Australia needs to improve its transparency framework by ensuring the timeliness and transparency of its reporting, including in relation to land based activities, clearly quantifying the projected and actual effect of its mitigation policies, and producing regular reports of how the country is tracking towards the Paris Agreement goals at sectoral, State and National levels. Increased and secured funding for the Climate Change Authority would strengthen its ability to provide independent assessment, review and tracking of mitigation policy. Furthermore, Australia needs establish a ratchet up mechanism to strengthen its current Nationally Determined Contribution (NDC) to become consistent with the Paris Agreement long-term, 1.5˚C temperature goal. To date, the government has ignored the requirement under the Paris Agreement enabling decisions to submit by 2020 a revised and more ambitious NDC for 2030 and did not meet the call by the UN Secretary General and the Pacific Island Forum members to that effect. The government needs also develop a long-term Paris-compatible decarbonisation strategy, which is also to be submitted by 2020.

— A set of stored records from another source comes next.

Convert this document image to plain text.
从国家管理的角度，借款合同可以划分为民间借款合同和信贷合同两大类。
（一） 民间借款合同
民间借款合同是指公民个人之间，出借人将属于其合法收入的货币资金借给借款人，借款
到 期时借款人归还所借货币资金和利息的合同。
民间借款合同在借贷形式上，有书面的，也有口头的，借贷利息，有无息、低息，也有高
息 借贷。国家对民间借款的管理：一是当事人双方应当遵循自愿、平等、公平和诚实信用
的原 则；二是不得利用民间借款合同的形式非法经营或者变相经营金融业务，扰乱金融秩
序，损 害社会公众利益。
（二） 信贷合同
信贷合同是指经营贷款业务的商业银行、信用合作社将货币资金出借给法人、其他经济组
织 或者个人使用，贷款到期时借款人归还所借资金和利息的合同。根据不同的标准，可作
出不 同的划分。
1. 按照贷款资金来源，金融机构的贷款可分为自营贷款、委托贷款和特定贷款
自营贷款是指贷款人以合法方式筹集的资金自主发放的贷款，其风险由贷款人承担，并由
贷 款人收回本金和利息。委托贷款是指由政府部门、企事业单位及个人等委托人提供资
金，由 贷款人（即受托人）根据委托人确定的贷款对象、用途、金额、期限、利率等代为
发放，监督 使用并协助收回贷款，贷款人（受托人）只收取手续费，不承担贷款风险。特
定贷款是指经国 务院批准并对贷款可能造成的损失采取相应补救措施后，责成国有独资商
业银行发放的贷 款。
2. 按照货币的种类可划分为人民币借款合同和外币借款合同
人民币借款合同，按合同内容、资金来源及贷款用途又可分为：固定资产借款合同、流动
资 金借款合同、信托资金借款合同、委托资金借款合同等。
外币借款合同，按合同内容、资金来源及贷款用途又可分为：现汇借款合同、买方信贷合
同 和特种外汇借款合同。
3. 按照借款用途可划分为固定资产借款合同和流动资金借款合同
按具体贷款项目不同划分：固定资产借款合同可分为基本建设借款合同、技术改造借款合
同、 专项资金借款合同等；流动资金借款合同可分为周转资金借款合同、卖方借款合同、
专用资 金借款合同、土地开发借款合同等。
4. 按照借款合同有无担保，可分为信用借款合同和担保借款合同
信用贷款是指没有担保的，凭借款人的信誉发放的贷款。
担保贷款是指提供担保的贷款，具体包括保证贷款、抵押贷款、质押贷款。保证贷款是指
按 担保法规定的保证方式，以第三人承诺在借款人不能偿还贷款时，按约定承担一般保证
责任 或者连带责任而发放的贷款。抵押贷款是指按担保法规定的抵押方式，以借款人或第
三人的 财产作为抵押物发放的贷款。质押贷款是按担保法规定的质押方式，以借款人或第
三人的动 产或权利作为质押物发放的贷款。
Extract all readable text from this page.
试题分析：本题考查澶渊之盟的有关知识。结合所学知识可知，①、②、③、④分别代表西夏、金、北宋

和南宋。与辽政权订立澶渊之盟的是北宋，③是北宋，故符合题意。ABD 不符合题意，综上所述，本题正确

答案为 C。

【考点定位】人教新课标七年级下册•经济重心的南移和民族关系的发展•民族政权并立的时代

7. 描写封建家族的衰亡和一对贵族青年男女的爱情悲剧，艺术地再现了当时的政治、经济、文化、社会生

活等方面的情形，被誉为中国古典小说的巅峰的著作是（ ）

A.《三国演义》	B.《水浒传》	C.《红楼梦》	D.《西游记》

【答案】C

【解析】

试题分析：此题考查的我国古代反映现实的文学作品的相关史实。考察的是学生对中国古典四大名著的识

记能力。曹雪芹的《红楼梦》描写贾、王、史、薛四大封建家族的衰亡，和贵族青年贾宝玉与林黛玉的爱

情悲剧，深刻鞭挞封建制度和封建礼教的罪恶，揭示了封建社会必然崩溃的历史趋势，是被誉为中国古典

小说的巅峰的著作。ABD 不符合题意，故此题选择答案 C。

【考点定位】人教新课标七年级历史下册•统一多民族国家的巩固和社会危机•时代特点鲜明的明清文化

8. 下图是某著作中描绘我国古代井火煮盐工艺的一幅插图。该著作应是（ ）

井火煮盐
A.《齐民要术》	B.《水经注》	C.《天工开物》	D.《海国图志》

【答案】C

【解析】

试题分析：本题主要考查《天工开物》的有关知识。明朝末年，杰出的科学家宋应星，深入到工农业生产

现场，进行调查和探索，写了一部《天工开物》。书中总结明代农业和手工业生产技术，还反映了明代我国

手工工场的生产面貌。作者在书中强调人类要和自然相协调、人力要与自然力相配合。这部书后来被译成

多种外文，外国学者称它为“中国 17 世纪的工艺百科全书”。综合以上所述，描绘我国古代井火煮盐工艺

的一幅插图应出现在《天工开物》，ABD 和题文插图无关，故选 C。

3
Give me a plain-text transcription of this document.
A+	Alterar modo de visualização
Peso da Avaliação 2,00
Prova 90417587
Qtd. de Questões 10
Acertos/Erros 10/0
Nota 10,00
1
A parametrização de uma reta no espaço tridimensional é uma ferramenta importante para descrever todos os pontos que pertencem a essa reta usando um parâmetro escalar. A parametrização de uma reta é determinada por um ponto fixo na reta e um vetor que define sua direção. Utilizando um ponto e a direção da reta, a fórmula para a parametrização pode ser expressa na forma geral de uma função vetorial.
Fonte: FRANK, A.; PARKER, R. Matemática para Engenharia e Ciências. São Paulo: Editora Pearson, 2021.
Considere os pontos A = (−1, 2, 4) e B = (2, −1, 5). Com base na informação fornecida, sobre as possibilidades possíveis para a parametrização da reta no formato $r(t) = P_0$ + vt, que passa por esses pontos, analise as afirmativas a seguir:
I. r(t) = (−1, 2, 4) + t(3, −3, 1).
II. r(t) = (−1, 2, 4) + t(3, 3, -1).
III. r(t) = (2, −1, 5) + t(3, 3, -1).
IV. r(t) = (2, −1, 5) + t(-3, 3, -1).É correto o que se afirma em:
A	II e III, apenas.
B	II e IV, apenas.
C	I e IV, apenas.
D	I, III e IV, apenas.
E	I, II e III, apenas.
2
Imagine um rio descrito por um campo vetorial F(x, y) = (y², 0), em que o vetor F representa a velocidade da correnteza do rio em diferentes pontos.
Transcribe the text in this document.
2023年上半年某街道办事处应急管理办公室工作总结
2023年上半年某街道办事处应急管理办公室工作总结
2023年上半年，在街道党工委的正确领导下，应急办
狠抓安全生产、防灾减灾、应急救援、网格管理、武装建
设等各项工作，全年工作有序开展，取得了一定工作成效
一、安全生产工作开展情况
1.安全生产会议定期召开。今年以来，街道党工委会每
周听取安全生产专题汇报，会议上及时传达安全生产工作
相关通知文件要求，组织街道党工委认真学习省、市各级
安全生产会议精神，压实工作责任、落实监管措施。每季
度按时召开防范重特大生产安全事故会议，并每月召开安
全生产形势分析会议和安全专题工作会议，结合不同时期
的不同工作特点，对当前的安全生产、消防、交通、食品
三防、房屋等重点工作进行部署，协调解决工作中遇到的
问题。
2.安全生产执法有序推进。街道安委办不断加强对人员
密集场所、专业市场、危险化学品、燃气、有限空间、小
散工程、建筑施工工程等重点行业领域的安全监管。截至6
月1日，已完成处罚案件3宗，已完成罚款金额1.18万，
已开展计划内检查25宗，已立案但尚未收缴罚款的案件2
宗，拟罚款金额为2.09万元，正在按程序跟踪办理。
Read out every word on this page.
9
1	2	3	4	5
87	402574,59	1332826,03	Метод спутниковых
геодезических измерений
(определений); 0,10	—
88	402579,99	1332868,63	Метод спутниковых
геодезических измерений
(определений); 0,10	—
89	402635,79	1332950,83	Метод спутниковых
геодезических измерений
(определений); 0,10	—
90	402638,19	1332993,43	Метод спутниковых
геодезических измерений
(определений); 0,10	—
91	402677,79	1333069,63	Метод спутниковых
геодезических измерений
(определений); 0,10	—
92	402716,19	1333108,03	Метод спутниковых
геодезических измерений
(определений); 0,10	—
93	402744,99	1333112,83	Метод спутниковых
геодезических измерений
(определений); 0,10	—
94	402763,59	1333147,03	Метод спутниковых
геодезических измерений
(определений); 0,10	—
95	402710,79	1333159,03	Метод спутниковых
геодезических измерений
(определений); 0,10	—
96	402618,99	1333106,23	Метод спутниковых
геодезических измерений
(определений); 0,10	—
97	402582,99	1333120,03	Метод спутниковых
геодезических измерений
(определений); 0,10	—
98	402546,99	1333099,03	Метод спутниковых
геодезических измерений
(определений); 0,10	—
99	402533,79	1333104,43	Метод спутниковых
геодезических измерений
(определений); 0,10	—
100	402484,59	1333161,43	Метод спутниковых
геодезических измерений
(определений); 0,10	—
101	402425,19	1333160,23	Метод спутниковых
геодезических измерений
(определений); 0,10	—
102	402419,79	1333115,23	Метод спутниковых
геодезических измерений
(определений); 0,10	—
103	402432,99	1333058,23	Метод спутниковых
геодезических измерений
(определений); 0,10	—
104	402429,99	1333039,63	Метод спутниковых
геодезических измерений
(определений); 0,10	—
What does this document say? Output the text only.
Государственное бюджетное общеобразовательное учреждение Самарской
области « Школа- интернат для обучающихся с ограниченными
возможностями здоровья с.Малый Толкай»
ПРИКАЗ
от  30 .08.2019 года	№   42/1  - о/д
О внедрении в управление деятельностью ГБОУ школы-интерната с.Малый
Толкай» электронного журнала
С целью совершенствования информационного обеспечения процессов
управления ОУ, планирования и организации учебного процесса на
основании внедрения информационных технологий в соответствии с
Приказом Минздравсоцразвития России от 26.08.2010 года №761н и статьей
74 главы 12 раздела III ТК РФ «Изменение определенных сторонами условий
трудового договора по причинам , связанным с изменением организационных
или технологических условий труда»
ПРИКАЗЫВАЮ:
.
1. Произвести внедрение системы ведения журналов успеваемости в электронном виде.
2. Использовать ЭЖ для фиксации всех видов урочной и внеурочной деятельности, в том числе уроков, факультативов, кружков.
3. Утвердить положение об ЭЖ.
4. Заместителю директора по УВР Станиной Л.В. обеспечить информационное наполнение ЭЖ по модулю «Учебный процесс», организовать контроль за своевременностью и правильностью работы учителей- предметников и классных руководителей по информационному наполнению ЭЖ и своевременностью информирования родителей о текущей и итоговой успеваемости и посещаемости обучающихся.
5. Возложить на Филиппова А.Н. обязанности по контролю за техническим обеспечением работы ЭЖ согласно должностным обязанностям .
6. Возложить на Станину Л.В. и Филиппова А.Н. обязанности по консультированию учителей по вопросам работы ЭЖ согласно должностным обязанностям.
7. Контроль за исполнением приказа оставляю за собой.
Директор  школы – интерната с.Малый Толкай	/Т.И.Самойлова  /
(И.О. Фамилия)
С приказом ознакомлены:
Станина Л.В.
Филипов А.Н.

While there is stakeholder engagement through public consultations on specific aspects of policy, there is a strong focus on the interests of industry - in particular fossil fuel and mining industry groups - when drawing conclusions from these consultations, while ignoring the interests of other stakeholders such as youth, farmers, or the health sector. The government continues to support fossil fuel industries, through initiatives such as the Gas Acceleration Programme and possible new coal-fired power generation, as well as new coal mining, which are all inconsistent with the Paris Agreement and the need for rapid decarbonisation.